Как лук в руках оказался, не помнил. Дернул стрелу из тула и, стиснув зубы, бросил ее на тетиву. Лук, растягиваясь, натужно заскрипел в его руках. Щелкнула тетива, больно ударив по запястью. Но он даже не поморщился, снова расстегивая лук.
Вот когда пригодилась дедова наука. Прежде, чем вои опомнились, он стрелу за стрелой, успел четыре выпустить. И лук, на который прежде посмотреть было жутко, послушно гудел в его руках. А он уже, видя, как медленно валятся сбитые его стрелами с седел, бежал с поднятым мечом. На бегу, не глядя, махнул клинком. Меч свистнул в воздухе, дернулся и побагровел от крови. Но и капли руды не пролилось на землю. А лезвие сияло чистым голубоватым светом., словно выпив ее без остатка, и теперь поет, как пчелка, от удовольствия, насытившись божественным нектаром. Но это все потом, если будет оно, это потом.
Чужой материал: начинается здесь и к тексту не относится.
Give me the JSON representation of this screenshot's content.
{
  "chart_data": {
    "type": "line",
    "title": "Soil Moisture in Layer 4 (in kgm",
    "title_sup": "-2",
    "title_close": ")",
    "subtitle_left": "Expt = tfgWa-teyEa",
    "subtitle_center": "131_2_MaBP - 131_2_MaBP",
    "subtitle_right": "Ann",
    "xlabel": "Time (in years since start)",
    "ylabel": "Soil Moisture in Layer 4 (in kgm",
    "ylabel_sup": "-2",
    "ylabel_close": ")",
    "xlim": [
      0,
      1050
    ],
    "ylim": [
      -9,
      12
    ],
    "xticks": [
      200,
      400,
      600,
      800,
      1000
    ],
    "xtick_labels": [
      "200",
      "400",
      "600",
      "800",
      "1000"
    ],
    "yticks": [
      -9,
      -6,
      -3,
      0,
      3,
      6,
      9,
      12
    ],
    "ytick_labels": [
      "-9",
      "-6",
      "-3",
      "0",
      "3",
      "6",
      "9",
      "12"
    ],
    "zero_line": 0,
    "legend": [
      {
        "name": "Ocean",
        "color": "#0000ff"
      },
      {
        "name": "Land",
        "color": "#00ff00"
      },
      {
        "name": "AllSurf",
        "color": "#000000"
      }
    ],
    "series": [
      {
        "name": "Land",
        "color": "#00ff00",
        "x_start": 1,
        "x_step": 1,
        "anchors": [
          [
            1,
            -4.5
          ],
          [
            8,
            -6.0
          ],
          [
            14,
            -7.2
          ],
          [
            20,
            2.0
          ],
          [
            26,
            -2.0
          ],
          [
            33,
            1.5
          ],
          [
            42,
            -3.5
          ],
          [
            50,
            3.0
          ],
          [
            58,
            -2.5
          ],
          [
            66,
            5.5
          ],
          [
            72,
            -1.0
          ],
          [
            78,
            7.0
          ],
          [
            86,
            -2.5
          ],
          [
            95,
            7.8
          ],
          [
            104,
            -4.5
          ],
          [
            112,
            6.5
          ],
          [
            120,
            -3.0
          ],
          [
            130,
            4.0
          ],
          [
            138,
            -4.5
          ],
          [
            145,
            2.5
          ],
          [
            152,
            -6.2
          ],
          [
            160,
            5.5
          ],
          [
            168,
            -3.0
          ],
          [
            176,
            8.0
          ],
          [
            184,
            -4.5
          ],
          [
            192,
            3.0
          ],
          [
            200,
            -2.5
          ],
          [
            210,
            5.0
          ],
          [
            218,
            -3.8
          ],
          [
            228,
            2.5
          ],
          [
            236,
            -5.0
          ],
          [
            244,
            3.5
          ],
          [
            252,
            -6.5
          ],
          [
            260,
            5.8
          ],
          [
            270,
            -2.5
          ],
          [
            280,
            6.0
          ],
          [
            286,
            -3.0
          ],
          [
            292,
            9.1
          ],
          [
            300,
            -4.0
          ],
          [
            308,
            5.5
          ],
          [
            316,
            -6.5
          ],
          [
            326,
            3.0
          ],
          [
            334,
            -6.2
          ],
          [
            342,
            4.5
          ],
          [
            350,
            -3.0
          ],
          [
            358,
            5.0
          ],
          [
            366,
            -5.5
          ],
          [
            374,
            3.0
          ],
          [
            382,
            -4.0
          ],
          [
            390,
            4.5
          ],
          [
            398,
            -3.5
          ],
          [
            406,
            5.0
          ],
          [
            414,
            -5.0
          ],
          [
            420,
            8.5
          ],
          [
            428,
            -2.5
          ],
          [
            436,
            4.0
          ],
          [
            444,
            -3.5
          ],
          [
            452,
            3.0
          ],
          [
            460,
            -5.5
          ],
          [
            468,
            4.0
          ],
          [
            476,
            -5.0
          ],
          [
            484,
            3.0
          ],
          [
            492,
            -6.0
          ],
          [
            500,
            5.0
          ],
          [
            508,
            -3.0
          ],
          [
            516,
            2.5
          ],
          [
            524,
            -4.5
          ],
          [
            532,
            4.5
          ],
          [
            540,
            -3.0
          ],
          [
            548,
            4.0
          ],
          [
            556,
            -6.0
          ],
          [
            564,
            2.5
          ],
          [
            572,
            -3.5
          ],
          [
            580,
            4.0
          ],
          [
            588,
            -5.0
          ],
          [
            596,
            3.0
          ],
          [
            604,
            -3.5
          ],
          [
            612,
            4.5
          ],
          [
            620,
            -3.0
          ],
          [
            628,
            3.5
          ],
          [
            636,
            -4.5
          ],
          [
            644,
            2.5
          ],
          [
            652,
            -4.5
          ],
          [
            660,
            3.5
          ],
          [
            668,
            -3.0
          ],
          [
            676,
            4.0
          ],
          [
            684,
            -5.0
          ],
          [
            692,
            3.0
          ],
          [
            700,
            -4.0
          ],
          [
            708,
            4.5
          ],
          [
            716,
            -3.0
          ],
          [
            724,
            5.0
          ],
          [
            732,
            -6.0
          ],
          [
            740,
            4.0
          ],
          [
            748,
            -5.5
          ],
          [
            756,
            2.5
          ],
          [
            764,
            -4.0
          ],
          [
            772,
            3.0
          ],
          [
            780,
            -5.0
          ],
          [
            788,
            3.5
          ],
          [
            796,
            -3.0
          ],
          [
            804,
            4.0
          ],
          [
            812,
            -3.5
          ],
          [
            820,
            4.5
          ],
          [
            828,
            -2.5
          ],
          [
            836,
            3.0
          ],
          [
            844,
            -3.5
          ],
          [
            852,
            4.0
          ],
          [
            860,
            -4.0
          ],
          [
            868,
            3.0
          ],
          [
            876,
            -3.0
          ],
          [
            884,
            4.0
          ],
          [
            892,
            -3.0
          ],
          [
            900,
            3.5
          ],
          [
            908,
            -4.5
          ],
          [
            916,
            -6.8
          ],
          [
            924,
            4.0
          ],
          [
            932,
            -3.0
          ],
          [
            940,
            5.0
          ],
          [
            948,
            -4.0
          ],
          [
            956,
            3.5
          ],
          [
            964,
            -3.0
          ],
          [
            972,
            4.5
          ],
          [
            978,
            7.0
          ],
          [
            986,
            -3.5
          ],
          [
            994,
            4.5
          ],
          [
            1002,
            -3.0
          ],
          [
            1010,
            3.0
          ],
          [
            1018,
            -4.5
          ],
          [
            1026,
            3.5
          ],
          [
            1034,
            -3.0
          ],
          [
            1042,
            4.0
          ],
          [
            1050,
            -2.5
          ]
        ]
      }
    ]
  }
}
А сейчас туда, в городище. Вот он, выглядывает из — за деревьев не тронутой стеной. А по за стеной дым поднимается. Чему суждено сгореть, уже сгорело. Остались только дымящиеся головешки. Да чужие голоса. Визгливые, жадные… напали врасплох, прежде вырезав заставу. Подошли крадучись, воровски. Кинули веревки с петлями а бревна тына, забрались на верх, а там уж отворили ворота и разбежались по всему городищу, неся смерть всякому, кто попадал под меч. Или копье. Не грабить пришли. Что брать в их городище? Убивать и полонить. Последний род с лесного порубежья сбить.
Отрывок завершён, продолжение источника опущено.